Born digital-first, Axos delivers financial tools and services that allow individuals, small businesses, and companies to access and manage their money how, when, and where they want. We’re a diverse team of dynamic, insightful, and independent innovators who are excited to provide technology-driven solutions that offer unbeatable value to our customers.

Axos Financial is our holding company and is publicly traded on the New York Stock Exchange under the symbol "AX" (NYSE: AX).

Learn More about working at Axos Business Center

Pre-Employment Background Check, Medical, and Drug Test:

All offers are contingent upon the candidate successfully passing a credit check, criminal background check, and pre-employment medical and drug screening. 

Equal Employment Opportunity:

Axos is an Equal Opportunity employer.
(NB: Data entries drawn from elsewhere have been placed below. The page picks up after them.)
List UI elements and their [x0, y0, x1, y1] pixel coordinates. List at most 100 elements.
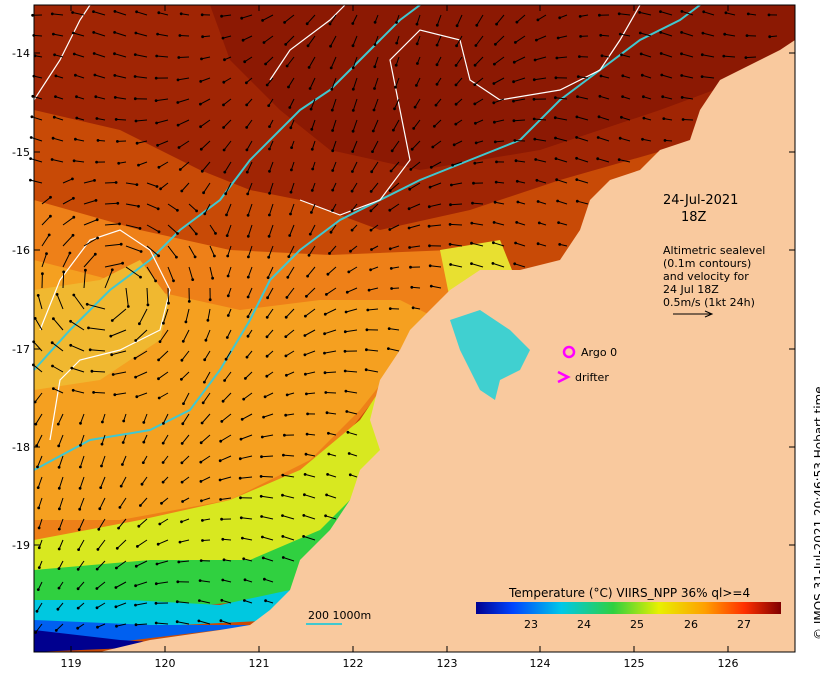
velocity-arrow-head	[680, 10, 684, 13]
velocity-arrow-head	[134, 339, 138, 342]
velocity-arrow-head	[199, 80, 203, 83]
velocity-arrow-head	[31, 13, 34, 17]
velocity-arrow	[682, 96, 694, 100]
velocity-arrow	[450, 223, 463, 226]
velocity-arrow-head	[348, 473, 352, 477]
velocity-arrow	[30, 179, 43, 184]
velocity-arrow-head	[199, 147, 203, 151]
velocity-arrow-head	[35, 444, 39, 448]
velocity-arrow-head	[331, 188, 335, 192]
velocity-arrow-head	[326, 272, 330, 276]
info-line: Altimetric sealevel	[663, 244, 765, 257]
velocity-arrow-head	[180, 377, 183, 381]
velocity-arrow-head	[29, 136, 33, 139]
velocity-arrow-head	[134, 31, 138, 35]
velocity-arrow-head	[512, 60, 516, 64]
velocity-arrow-head	[121, 463, 124, 466]
velocity-arrow-head	[596, 136, 600, 139]
velocity-arrow	[226, 203, 232, 216]
velocity-arrow-head	[474, 121, 477, 125]
colorbar: Temperature (°C) VIIRS_NPP 36% ql>=4 23 …	[476, 586, 781, 631]
velocity-arrow-head	[290, 168, 293, 172]
velocity-arrow-head	[71, 233, 75, 237]
velocity-arrow-head	[122, 419, 126, 423]
velocity-arrow-head	[177, 560, 181, 564]
velocity-arrow	[225, 350, 232, 360]
info-line: (0.1m contours)	[663, 257, 751, 270]
velocity-arrow	[200, 140, 211, 150]
velocity-arrow	[513, 98, 526, 102]
velocity-arrow	[41, 215, 51, 226]
velocity-arrow-head	[350, 228, 354, 232]
velocity-arrow-head	[197, 619, 201, 623]
velocity-arrow	[247, 287, 253, 298]
velocity-arrow	[307, 35, 316, 47]
velocity-arrow	[267, 287, 274, 298]
velocity-arrow-head	[221, 399, 225, 403]
velocity-arrow	[261, 516, 274, 520]
velocity-arrow	[515, 35, 526, 43]
velocity-arrow	[156, 55, 169, 58]
velocity-arrow	[188, 245, 196, 258]
velocity-arrow	[576, 136, 589, 142]
velocity-arrow-head	[343, 369, 347, 373]
velocity-arrow-head	[79, 421, 82, 425]
velocity-arrow-head	[514, 241, 517, 245]
velocity-arrow	[200, 455, 211, 463]
lat-axis: -14 -15 -16 -17 -18 -19	[12, 47, 795, 552]
velocity-arrow-head	[240, 417, 244, 421]
velocity-arrow-head	[429, 284, 433, 288]
velocity-arrow	[329, 14, 337, 25]
velocity-arrow	[395, 77, 400, 88]
velocity-arrow-head	[388, 208, 392, 212]
velocity-arrow	[101, 455, 106, 467]
velocity-arrow-head	[49, 195, 52, 199]
velocity-arrow-head	[578, 55, 581, 58]
velocity-arrow-head	[261, 535, 264, 539]
velocity-arrow	[54, 54, 64, 58]
velocity-arrow-head	[199, 441, 203, 445]
velocity-arrow-head	[71, 388, 75, 392]
velocity-arrow	[135, 371, 148, 378]
velocity-arrow-head	[244, 377, 247, 380]
velocity-arrow-head	[223, 58, 226, 62]
velocity-arrow-head	[69, 319, 72, 323]
velocity-arrow-head	[93, 179, 96, 182]
velocity-arrow-head	[329, 44, 332, 48]
velocity-arrow-head	[309, 107, 313, 111]
velocity-arrow	[227, 266, 232, 277]
velocity-arrow-head	[475, 23, 479, 27]
velocity-arrow	[113, 371, 127, 375]
velocity-arrow	[53, 318, 64, 331]
velocity-arrow	[74, 53, 85, 58]
velocity-arrow-head	[36, 486, 40, 489]
velocity-arrow	[200, 119, 211, 128]
velocity-arrow	[456, 35, 463, 46]
velocity-arrow	[51, 159, 64, 163]
velocity-arrow	[135, 119, 148, 122]
velocity-arrow-head	[178, 168, 182, 171]
velocity-arrow	[138, 308, 148, 324]
velocity-arrow-head	[412, 126, 416, 130]
velocity-arrow-head	[286, 275, 290, 279]
velocity-arrow-head	[575, 156, 578, 160]
velocity-arrow-head	[191, 278, 195, 281]
velocity-arrow-head	[415, 22, 419, 26]
velocity-arrow-head	[470, 221, 474, 225]
velocity-arrow	[309, 77, 316, 89]
velocity-arrow	[311, 140, 316, 150]
velocity-arrow	[104, 202, 118, 205]
velocity-arrow	[495, 201, 505, 205]
velocity-arrow-head	[621, 74, 625, 78]
scale-arrow-icon	[673, 310, 714, 318]
velocity-arrow	[158, 392, 169, 399]
velocity-arrow	[390, 245, 400, 250]
velocity-arrow-head	[94, 95, 98, 99]
velocity-arrow-head	[57, 465, 61, 469]
velocity-arrow-head	[284, 315, 288, 319]
velocity-arrow	[416, 14, 421, 25]
velocity-arrow	[641, 53, 652, 58]
velocity-arrow	[263, 413, 274, 418]
credit-text: © IMOS 31-Jul-2021 20:46:53 Hobart time	[812, 386, 820, 640]
velocity-arrow-head	[493, 200, 497, 204]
We are committed to providing equal employment opportunities to all employees and applicants without regard to race, religious creed, color, sex (including pregnancy, breast feeding and related medical conditions), gender, gender identity, gender expression, sexual orientation, national origin, ancestry, citizenship status, military and veteran status, marital status, age, protected medical condition, genetic information, physical disability, mental disability, or any other protected status in accordance with all applicable federal, state, and local laws.

Job Functions and Work Environment:

While performing the duties of this position, the employee is required to sit for extended periods of time. Manual dexterity and coordination are required while operating standard office equipment such as computer keyboard and mouse, calculator, telephone, copiers, etc.

The work environment characteristics described here are representative of those an employee may encounter while performing the essential functions of this position. Reasonable accommodations may be made to enable individuals with disabilities to perform the essential functions of this position.